蔣介石のひ孫、台北市長選に出馬へ 野党が擁立

蔣万安氏=2019年12月、台北市内
蔣万安氏=2019年12月、台北市内

【台北=矢板明夫】台湾の最大野党、中国国民党は25日、台湾の初代総統、蔣介石のひ孫で、立法委員(国会議員に相当)の蔣万安氏(43)を11月に行われる台北市長選挙の公認候補として擁立した。蔣氏は記者団に対し「市民のみなさんと協力して、台北市を国際都市にしていきたい」と抱負を語った。

蔣氏の祖父は元総統の蔣経国氏で、父親は元外交部長(外相)の蔣孝厳氏。台湾で高い知名度を誇る一族に生まれ、自身も米国の大学院を修了し米弁護士資格を持つエリートだ。

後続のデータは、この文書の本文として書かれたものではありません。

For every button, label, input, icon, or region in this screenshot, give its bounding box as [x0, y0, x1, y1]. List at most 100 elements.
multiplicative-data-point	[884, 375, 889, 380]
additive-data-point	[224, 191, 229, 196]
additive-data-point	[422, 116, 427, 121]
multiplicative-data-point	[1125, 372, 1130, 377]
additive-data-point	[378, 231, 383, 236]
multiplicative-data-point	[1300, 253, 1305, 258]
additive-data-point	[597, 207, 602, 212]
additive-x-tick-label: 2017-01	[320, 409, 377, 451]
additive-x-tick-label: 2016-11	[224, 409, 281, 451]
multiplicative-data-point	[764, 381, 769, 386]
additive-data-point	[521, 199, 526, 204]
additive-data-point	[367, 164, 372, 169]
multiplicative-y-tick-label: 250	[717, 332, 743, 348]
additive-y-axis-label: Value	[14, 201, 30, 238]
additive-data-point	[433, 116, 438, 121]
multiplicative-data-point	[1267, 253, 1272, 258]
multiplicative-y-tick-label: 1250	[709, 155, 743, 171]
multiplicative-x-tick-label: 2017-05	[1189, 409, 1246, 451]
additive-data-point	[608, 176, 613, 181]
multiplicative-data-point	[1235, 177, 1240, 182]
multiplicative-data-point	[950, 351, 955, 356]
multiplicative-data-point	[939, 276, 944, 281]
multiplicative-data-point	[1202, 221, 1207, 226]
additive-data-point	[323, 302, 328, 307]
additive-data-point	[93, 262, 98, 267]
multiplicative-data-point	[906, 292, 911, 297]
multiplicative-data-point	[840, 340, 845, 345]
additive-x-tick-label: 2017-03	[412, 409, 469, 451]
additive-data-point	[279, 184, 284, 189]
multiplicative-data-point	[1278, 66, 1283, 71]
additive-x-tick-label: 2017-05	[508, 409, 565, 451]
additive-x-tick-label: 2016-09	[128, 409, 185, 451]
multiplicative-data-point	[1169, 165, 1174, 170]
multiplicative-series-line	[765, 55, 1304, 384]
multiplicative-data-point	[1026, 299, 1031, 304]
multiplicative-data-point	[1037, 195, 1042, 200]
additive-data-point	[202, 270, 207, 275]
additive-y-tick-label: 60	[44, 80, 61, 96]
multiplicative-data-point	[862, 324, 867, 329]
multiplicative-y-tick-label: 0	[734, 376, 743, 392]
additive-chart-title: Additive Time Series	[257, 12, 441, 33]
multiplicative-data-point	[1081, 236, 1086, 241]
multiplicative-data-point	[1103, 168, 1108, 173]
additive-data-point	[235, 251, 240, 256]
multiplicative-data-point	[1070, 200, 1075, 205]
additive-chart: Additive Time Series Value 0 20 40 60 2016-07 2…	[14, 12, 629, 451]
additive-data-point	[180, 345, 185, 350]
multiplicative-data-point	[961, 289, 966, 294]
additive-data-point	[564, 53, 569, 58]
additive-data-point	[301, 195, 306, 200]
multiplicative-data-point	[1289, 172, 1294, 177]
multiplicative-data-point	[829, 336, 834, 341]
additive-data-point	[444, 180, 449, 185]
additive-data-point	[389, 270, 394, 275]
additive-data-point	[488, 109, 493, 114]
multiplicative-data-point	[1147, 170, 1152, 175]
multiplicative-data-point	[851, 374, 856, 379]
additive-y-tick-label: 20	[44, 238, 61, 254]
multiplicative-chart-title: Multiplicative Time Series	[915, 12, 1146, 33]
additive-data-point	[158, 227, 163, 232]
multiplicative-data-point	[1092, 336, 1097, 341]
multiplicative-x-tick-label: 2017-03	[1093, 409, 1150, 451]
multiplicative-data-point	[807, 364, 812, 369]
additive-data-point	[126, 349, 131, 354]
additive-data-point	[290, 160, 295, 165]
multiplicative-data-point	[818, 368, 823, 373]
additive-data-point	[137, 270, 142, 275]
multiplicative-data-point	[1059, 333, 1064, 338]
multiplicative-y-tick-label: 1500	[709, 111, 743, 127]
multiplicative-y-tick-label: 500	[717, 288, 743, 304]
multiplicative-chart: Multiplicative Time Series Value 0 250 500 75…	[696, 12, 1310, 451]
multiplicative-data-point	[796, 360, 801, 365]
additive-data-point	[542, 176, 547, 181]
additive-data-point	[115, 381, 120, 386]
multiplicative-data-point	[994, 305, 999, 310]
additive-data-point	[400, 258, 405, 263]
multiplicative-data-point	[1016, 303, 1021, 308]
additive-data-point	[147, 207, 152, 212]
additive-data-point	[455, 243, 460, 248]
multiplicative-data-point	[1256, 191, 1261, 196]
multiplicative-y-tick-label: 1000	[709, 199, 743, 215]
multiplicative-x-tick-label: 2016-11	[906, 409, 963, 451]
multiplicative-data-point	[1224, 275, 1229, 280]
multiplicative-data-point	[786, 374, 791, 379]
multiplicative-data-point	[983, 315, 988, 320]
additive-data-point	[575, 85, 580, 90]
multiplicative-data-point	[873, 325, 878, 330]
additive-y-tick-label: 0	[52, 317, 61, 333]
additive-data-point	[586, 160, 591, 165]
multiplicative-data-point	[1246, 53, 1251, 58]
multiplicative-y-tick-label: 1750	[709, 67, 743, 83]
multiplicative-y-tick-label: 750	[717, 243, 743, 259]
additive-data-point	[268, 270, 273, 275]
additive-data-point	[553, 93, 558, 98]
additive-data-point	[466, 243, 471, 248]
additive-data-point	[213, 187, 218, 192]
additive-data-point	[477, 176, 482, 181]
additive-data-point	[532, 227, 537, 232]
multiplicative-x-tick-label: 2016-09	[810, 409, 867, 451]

2016年に立法委員に初当選したときから、国民党の「明日の星」と呼ばれていた。

台湾で1990年代に民主化が実現して以降、選出された4人の総統のうち、蔡英文総統以外の李登輝氏、陳水扁氏、馬英九氏はいずれも台北市長経験者で、台北市長のポストは総統への登竜門ともいわれている。

蔣氏は現在、メディア各社の世論調査で次期台北市長としての支持率はいずれも1位となっているが、与党、民主進歩党はまだ候補者を擁立していないこともあり、情勢は不透明なところがある。民進党の関係者は「蔣氏は強敵だ。全力で彼の当選を阻止しなければならない」と話している。